Die unglückliche Stunde
Die Erbfolge unter den osmanischen
Sultanen und Kalifen wurde nicht immer unproblematisch
eingehalten, manchmal haben die Erben ihre Väter ermordet,
manchmal gab es Brudermorde und Ähnliches, um an die Macht zu
gelangen. Rückert scheint hier zwei beliebige Namen genommen
zu haben, um diese heuchlerische Machtbesessenheit darzulegen,
denn einen Sultan Muhammad, der von einem Mahmud beerbt wurde,
gab es nicht.
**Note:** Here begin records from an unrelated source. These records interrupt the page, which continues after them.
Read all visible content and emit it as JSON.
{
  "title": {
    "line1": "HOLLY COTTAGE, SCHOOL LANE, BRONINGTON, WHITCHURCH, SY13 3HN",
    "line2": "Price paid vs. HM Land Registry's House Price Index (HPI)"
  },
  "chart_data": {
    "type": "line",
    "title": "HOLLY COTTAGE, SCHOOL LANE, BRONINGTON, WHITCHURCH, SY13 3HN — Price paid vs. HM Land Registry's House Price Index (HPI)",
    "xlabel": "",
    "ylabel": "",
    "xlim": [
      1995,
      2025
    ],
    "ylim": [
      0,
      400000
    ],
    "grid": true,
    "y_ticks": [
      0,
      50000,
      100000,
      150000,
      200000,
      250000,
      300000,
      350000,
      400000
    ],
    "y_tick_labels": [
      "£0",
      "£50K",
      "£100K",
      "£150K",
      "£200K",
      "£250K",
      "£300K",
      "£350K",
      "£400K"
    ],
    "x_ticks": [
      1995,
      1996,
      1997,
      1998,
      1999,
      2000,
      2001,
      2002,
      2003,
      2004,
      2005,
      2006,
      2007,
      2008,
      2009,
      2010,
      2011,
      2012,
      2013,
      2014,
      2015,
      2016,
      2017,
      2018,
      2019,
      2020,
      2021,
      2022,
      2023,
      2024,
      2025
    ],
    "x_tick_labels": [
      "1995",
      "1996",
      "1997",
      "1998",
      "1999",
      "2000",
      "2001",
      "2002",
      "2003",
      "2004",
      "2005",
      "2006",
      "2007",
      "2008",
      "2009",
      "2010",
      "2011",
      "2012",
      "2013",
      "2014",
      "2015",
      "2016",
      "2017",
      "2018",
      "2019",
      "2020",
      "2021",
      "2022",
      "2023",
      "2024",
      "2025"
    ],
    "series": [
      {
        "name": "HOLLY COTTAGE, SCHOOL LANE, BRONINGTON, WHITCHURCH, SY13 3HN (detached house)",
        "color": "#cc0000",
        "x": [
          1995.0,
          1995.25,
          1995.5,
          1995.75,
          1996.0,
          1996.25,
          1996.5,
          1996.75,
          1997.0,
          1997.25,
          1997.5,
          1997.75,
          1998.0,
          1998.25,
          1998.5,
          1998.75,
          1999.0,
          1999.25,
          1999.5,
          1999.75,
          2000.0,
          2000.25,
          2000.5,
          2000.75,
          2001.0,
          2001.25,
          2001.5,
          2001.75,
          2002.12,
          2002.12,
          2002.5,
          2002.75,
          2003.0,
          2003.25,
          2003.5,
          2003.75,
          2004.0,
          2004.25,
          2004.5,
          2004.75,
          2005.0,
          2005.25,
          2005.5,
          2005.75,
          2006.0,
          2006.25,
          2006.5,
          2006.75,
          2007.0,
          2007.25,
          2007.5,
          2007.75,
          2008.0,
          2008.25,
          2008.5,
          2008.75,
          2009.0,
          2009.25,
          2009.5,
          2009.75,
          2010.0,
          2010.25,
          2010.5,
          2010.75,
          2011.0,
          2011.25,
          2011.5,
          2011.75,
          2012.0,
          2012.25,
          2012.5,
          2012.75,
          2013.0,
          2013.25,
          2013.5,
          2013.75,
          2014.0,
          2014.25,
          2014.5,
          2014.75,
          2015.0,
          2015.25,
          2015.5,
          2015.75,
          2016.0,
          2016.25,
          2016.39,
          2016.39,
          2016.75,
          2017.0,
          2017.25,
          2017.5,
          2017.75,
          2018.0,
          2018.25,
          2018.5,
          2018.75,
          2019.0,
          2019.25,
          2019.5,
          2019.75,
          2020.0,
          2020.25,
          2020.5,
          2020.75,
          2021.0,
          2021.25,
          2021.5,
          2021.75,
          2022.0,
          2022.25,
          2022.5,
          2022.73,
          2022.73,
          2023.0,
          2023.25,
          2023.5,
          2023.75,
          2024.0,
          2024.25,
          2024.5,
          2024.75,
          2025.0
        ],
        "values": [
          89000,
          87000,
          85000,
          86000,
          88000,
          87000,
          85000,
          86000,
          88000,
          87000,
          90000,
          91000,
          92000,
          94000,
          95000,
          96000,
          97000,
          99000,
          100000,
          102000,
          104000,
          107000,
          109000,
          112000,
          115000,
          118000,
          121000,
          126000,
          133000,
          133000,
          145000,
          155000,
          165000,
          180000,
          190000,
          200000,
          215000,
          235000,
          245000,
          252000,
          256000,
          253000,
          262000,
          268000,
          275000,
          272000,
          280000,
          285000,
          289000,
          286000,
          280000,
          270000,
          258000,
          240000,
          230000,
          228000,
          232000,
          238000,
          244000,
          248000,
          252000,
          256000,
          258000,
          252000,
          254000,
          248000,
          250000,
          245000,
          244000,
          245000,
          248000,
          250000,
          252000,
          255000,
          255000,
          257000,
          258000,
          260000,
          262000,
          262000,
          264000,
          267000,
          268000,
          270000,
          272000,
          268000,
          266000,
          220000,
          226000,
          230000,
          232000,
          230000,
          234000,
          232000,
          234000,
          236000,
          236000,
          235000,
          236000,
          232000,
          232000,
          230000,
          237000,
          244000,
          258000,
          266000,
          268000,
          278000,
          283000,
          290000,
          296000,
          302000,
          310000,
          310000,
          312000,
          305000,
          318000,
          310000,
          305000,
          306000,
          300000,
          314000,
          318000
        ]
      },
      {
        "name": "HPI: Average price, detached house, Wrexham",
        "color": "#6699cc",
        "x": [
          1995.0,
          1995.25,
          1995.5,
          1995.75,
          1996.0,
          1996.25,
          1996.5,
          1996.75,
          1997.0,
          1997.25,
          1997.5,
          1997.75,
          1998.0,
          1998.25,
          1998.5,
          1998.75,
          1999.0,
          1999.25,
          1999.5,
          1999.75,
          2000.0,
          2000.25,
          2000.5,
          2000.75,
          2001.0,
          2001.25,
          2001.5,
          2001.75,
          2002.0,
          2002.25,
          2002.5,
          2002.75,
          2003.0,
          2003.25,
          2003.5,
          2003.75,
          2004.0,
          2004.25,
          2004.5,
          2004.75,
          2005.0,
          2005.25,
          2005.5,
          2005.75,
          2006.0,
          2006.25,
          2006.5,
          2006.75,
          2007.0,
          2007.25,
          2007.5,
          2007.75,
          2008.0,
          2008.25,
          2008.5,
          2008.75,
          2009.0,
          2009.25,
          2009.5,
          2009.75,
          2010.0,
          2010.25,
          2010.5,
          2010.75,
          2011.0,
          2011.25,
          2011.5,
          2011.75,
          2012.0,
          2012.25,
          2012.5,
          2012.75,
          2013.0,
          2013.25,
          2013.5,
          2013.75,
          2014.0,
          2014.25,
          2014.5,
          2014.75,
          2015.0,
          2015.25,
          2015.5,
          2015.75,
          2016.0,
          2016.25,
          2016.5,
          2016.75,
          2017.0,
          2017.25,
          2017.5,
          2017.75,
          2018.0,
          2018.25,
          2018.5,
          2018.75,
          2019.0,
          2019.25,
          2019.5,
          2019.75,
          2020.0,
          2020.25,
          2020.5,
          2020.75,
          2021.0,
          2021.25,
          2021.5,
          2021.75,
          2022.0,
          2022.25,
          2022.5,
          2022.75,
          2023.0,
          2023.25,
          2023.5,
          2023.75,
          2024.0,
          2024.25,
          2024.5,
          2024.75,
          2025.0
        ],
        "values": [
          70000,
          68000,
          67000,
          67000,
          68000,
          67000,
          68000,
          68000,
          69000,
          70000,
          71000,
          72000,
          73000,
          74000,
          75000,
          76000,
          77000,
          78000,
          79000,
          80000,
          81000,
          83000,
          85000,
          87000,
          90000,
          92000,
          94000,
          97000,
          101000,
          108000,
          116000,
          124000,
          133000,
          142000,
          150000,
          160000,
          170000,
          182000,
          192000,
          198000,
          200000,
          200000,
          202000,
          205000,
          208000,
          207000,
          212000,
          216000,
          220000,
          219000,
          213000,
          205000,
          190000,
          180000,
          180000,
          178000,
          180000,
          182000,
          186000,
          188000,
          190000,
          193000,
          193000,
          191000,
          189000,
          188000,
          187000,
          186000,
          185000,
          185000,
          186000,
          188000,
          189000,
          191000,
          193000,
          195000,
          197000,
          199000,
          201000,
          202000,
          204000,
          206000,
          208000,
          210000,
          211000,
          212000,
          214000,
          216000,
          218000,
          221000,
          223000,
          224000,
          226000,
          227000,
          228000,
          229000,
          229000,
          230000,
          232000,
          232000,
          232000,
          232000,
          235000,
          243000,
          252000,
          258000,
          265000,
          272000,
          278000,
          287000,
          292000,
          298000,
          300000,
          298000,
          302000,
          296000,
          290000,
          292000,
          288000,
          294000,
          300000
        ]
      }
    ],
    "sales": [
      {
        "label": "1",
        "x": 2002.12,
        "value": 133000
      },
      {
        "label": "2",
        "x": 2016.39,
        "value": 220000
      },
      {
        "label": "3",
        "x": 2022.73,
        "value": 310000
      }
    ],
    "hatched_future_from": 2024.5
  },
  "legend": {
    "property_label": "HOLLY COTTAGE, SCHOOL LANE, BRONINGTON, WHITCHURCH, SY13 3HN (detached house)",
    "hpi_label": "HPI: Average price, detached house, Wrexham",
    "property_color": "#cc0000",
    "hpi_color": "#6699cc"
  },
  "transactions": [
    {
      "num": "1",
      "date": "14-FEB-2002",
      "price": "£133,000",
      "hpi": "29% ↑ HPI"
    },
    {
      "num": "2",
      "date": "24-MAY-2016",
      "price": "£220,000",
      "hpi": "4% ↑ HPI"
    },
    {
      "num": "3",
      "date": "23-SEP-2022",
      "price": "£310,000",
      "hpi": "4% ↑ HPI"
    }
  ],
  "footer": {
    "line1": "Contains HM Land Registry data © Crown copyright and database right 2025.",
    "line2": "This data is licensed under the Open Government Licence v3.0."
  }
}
Rückert könnte aber auch Ahmet III. (1703–1730)
gemeint haben, denn der Name Ahmet ist nur ein anderer Name
für Muhammad. Jener Sultan wurde beerbt von Mahmut I.
(1730–1754), der allerdings nicht sein Sohn war. Rückert weist
dabei auch darauf hin, dass der Erblasser sich seines Unrechts
während seiner Gewaltherrschaft durchaus bewusst war, so dass
hier wohl allgemein auf die Sultane hingewiesen werden soll.
Sultan Mohammed, als er sollte sterben,
Ließ kommen Mahmud, seinen Erben,
Und sprach: O Sohn, mit dir zum Abschied mich zu letzen,
Will ich dir selbst die Kron’ aufsetzen.
Halt, Vater! Rief der Sohn: unglücklich ist die Stunde,
Die Stunde deines Todes für mich.
Doch jener lächelte mit bleichem Munde:
Für mich unglücklich ist sie, nicht für dich.